後半戦はまだ2試合ながら負けなし。勢いが戻ってきたが、10ゲーム差をつけて首位を走る阪神はこの日も勝利し、差を縮めることはできなかった。それでも〝追い風〟も吹きそうだ。
チーム関係者は「阪神の次、次々カードは甲子園での広島戦、神宮でのヤクルト戦と屋外での開催が続く。すべてナイターとはいえ、この酷暑の中での6連戦でダメージはかなり蓄積されるはず」と指摘。阪神が戦う連戦中には最高気温が40度に達する予想もある。いくら甲子園をホームとし、暑さへの〝免疫〟もある猛虎軍団とはいえ、桁外れの高温に耐えられるかどうか…。

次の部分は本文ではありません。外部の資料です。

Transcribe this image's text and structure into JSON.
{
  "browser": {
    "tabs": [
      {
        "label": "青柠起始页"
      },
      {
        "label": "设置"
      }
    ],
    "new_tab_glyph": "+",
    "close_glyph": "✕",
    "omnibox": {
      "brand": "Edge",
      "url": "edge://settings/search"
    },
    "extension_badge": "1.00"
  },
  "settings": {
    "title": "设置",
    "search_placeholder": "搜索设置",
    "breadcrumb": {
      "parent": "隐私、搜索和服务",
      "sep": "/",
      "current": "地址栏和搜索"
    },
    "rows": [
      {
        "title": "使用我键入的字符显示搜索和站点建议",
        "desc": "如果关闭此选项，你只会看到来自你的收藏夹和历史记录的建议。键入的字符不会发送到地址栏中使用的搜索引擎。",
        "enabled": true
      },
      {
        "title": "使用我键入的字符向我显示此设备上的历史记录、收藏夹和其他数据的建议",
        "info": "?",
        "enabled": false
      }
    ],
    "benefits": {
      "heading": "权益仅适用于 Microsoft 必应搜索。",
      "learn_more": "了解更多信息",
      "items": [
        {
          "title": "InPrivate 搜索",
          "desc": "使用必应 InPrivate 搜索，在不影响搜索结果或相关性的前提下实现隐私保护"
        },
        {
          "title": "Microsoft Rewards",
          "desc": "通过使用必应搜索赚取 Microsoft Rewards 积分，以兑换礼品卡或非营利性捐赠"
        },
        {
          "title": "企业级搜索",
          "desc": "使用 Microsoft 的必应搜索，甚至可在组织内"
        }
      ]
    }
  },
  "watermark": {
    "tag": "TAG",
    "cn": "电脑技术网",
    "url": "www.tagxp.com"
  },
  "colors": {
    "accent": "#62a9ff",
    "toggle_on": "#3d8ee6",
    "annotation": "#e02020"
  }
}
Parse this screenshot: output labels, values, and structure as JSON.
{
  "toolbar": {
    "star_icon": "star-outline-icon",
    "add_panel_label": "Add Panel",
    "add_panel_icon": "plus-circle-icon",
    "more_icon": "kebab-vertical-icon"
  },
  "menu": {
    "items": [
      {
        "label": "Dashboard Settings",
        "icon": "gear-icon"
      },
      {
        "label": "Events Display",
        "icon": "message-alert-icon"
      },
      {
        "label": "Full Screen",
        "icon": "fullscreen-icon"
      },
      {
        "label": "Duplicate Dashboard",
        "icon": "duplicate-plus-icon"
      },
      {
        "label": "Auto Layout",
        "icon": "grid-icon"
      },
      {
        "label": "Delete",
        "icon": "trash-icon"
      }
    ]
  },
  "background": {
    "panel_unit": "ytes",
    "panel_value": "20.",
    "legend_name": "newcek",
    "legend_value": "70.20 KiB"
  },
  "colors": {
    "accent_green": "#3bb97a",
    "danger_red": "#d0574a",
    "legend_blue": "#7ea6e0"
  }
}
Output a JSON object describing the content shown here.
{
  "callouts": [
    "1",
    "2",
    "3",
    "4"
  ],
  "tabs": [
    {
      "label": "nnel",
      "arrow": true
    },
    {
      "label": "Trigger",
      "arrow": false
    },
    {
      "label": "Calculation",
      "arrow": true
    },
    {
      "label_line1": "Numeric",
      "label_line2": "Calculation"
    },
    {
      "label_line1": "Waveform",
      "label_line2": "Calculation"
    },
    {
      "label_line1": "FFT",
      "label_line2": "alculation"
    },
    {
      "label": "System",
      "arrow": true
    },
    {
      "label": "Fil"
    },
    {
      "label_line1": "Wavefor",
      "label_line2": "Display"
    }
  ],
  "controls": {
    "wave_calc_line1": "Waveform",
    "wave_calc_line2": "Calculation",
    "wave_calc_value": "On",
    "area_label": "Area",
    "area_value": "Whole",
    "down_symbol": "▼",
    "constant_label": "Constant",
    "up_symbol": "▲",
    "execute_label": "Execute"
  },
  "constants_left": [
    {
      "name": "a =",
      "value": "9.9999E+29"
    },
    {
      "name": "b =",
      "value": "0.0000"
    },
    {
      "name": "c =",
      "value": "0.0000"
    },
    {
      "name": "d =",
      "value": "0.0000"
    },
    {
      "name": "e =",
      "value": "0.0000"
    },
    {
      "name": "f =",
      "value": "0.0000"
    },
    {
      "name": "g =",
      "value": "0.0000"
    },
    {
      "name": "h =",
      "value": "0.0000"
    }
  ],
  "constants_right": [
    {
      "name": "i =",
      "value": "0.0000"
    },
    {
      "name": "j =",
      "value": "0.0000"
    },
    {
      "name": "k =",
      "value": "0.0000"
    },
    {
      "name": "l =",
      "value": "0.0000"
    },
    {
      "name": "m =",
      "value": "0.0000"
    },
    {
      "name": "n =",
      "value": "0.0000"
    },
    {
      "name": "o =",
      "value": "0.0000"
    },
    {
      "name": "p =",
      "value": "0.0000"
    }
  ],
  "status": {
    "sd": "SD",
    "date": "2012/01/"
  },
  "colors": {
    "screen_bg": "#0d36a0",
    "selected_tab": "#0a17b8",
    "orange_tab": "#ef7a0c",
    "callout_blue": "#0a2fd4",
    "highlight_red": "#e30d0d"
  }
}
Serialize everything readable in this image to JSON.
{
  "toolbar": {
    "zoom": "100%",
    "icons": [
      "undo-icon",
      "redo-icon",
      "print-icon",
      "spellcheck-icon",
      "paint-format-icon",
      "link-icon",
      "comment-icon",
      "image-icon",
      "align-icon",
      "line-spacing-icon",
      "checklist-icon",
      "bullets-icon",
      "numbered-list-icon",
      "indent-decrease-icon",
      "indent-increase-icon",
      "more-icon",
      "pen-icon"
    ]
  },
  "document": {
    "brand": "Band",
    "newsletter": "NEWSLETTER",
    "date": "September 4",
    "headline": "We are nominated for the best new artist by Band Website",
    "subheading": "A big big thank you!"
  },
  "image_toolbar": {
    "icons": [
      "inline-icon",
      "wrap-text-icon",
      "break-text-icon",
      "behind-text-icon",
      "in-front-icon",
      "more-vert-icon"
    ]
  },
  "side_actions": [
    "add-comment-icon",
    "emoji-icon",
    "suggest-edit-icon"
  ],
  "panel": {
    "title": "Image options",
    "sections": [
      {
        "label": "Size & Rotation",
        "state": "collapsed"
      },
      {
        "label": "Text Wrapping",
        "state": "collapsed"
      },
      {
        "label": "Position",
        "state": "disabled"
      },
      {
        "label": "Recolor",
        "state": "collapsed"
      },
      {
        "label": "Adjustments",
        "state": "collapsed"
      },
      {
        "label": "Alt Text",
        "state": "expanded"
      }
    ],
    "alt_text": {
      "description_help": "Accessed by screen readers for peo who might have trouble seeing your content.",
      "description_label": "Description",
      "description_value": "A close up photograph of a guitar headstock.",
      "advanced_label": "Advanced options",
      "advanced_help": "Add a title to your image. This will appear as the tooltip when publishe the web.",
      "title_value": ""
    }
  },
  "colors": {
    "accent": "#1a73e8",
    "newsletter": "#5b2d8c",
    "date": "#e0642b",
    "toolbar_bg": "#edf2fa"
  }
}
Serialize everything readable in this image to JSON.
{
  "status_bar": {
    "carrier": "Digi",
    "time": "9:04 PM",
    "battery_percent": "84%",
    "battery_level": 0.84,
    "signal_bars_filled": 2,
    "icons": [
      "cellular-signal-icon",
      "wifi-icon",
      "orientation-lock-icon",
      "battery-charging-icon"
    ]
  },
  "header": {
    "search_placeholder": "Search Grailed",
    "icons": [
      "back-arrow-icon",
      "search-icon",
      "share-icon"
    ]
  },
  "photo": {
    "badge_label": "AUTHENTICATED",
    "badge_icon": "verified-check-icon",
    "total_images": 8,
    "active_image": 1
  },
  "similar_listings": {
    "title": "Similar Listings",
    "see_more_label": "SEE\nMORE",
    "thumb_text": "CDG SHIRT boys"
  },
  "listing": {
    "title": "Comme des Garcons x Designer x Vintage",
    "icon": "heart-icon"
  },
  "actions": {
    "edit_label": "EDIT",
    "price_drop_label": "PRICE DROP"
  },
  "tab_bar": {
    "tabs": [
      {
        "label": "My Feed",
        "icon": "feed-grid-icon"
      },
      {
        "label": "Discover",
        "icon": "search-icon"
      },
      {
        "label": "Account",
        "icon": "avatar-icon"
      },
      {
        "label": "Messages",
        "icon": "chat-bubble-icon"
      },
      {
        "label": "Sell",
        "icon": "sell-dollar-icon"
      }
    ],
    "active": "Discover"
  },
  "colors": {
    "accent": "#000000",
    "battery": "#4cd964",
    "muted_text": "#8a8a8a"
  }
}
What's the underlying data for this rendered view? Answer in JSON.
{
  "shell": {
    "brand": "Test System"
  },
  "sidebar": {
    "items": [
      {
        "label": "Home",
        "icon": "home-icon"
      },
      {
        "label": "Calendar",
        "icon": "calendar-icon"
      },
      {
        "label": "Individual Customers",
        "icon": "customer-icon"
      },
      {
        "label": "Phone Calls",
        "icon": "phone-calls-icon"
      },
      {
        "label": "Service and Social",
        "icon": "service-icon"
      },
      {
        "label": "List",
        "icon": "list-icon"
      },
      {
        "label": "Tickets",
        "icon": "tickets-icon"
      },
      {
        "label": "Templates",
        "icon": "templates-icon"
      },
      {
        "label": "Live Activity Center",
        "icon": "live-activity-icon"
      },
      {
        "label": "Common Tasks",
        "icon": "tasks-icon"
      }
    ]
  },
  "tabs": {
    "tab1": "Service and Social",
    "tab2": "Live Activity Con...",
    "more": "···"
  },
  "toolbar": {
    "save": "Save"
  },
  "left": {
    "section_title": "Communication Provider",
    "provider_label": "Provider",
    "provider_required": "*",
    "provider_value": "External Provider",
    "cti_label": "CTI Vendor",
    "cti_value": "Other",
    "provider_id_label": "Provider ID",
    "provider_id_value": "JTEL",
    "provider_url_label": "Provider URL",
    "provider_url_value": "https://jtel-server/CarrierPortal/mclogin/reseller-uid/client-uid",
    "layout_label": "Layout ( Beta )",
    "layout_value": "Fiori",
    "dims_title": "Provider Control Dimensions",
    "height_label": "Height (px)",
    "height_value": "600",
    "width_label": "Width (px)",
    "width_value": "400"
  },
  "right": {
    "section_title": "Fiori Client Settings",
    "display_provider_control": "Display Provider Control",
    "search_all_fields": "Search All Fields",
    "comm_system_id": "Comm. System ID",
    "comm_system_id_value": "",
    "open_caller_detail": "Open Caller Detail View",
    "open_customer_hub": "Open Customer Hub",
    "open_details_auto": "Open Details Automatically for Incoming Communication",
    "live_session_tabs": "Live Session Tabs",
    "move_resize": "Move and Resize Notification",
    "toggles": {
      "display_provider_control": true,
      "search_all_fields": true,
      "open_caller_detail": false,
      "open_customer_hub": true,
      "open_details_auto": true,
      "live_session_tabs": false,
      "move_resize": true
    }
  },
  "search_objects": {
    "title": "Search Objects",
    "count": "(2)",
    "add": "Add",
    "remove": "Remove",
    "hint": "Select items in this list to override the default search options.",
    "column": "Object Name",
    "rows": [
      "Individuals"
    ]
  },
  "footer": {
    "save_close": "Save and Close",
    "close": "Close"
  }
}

一方の巨人は同期間の29日からはバンテリンドームでの中日戦、本拠地・東京ドームでのDeNA戦と全て屋内球場での6連戦。夏バテとは無縁で、ナインの一人も「この時期に屋外球場でプレーするのは、ちょっと不利ですよね。試合後の疲労感も全然違いますから」と差異を強調していた。
すでに自力優勝の可能性は消滅している巨人にとって、逆転Vを果たすためにはある程度は阪神の失速を願うしかない立場ではある。環境面で有利になる1週間だけに、少しでも虎の尻尾に近づきたいところだが――。